Integrable model of bosons in a four-well ring with anisotropic tunneling

TL;DR

This paper presents an exactly solvable four-well bosonic model with anisotropic tunneling, derived via the Quantum Inverse Scattering Method, revealing multiple pseudovacua and a class of eigenstates with simple energy formulas.

Contribution

It introduces a novel integrable four-well bosonic model with anisotropic tunneling, solved through algebraic Bethe Ansatz, expanding the class of exactly solvable many-body systems.

Findings

Multiple pseudovacua are necessary for a complete Bethe eigenstate set.

Existence of eigenstates with simple, closed-form energy expressions.

Model derived from Yang-Baxter equation using Quantum Inverse Scattering Method.

Abstract

We introduce an integrable, four-well ring model for bosons where the tunneling couplings between nearest-neighbour wells are not restricted to be equal.

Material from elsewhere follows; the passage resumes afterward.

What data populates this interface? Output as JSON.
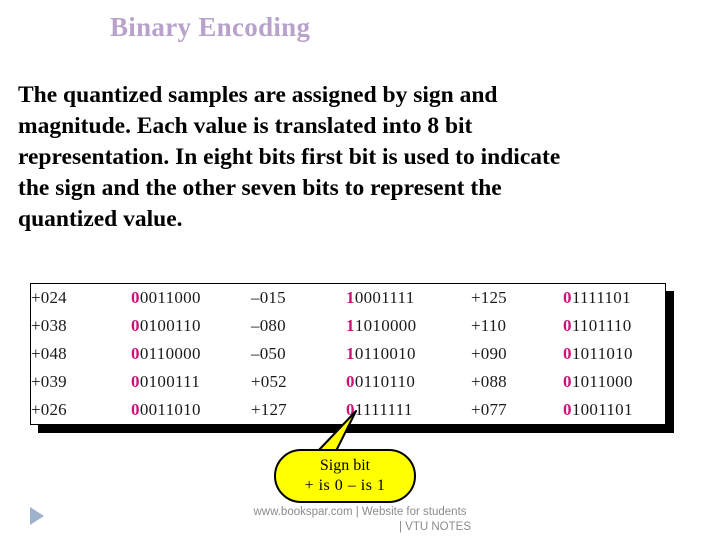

We show how the model may be derived through the Quantum Inverse Scattering Method from a solution of the Yang--Baxter equation, and in turn solved by algebraic Bethe Ansatz means. The model admits multiple pseudovaccum states. Numerical evidence is provided to indicate that all pseudovacua are required to obtain a complete set of Bethe eigenstates. The model has the notable property that there is a class of eigenstates which admit a simple, closed-form energy expression.